Robotic hand completes challenging tasks

By mounting the sensor at the fingertip of a robotic gripper, the team showed that robots can accomplish challenging tasks. For example, the robotic gripper stably grasped fragile objects like an egg while an external force tried to drag it away, and also threaded a needle via teleoperation.

“The super-resolution of our sensor helps the robotic hand to adjust the contact position when it grasps an object,” said Dr Shen. “And the robotic arm can adjust force magnitude based on the force decoupling ability of the tactile sensor.”
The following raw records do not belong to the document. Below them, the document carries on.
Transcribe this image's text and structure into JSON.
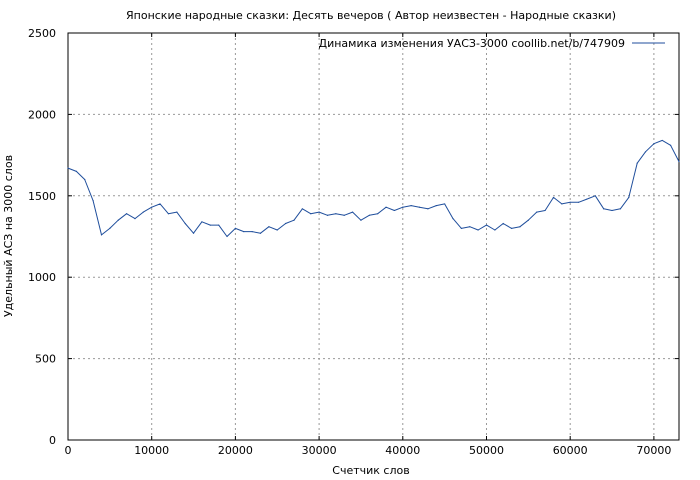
{
  "chart_data": {
    "type": "line",
    "title": "Японские народные сказки: Десять вечеров ( Автор неизвестен - Народные сказки)",
    "xlabel": "Счетчик слов",
    "ylabel": "Удельный АСЗ на 3000 слов",
    "xlim": [
      0,
      73000
    ],
    "ylim": [
      0,
      2500
    ],
    "xticks": [
      0,
      10000,
      20000,
      30000,
      40000,
      50000,
      60000,
      70000
    ],
    "yticks": [
      0,
      500,
      1000,
      1500,
      2000,
      2500
    ],
    "grid": true,
    "legend_position": "top-right",
    "series": [
      {
        "name": "Динамика изменения УАСЗ-3000 coollib.net/b/747909",
        "color": "#1f4e9c",
        "x": [
          0,
          1000,
          2000,
          3000,
          4000,
          5000,
          6000,
          7000,
          8000,
          9000,
          10000,
          11000,
          12000,
          13000,
          14000,
          15000,
          16000,
          17000,
          18000,
          19000,
          20000,
          21000,
          22000,
          23000,
          24000,
          25000,
          26000,
          27000,
          28000,
          29000,
          30000,
          31000,
          32000,
          33000,
          34000,
          35000,
          36000,
          37000,
          38000,
          39000,
          40000,
          41000,
          42000,
          43000,
          44000,
          45000,
          46000,
          47000,
          48000,
          49000,
          50000,
          51000,
          52000,
          53000,
          54000,
          55000,
          56000,
          57000,
          58000,
          59000,
          60000,
          61000,
          62000,
          63000,
          64000,
          65000,
          66000,
          67000,
          68000,
          69000,
          70000,
          71000,
          72000,
          73000
        ],
        "y": [
          1670,
          1650,
          1600,
          1470,
          1260,
          1300,
          1350,
          1390,
          1360,
          1400,
          1430,
          1450,
          1390,
          1400,
          1330,
          1270,
          1340,
          1320,
          1320,
          1250,
          1300,
          1280,
          1280,
          1270,
          1310,
          1290,
          1330,
          1350,
          1420,
          1390,
          1400,
          1380,
          1390,
          1380,
          1400,
          1350,
          1380,
          1390,
          1430,
          1410,
          1430,
          1440,
          1430,
          1420,
          1440,
          1450,
          1360,
          1300,
          1310,
          1290,
          1320,
          1290,
          1330,
          1300,
          1310,
          1350,
          1400,
          1410,
          1490,
          1450,
          1460,
          1460,
          1480,
          1500,
          1420,
          1410,
          1420,
          1490,
          1700,
          1770,
          1820,
          1840,
          1810,
          1710
        ]
      }
    ]
  }
}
He added that the sensor can be easily extended to the form of sensor arrays or even continuous electronic skin that covers the whole body of the robot in the future. The sensitivity and measurement range of the sensor can be adjusted by changing the magnetisation direction of the top layer (magnetic film) of the sensor without changing the sensor’s thickness. This enabled the e-skin to have different sensitivity and measurement range in different parts, just like human skin. The sensor also has a much shorter fabrication and calibration processes compared with other tactile sensors.

“This proposed sensor could be beneficial to various applications in the robotics field, such as adaptive grasping, dextrous manipulation, texture recognition, smart prosthetics and human–robot interaction,” said Dr Shen. “The advancement of soft artificial tactile sensors with skin-comparable characteristics can make domestic robots become part of our daily life.”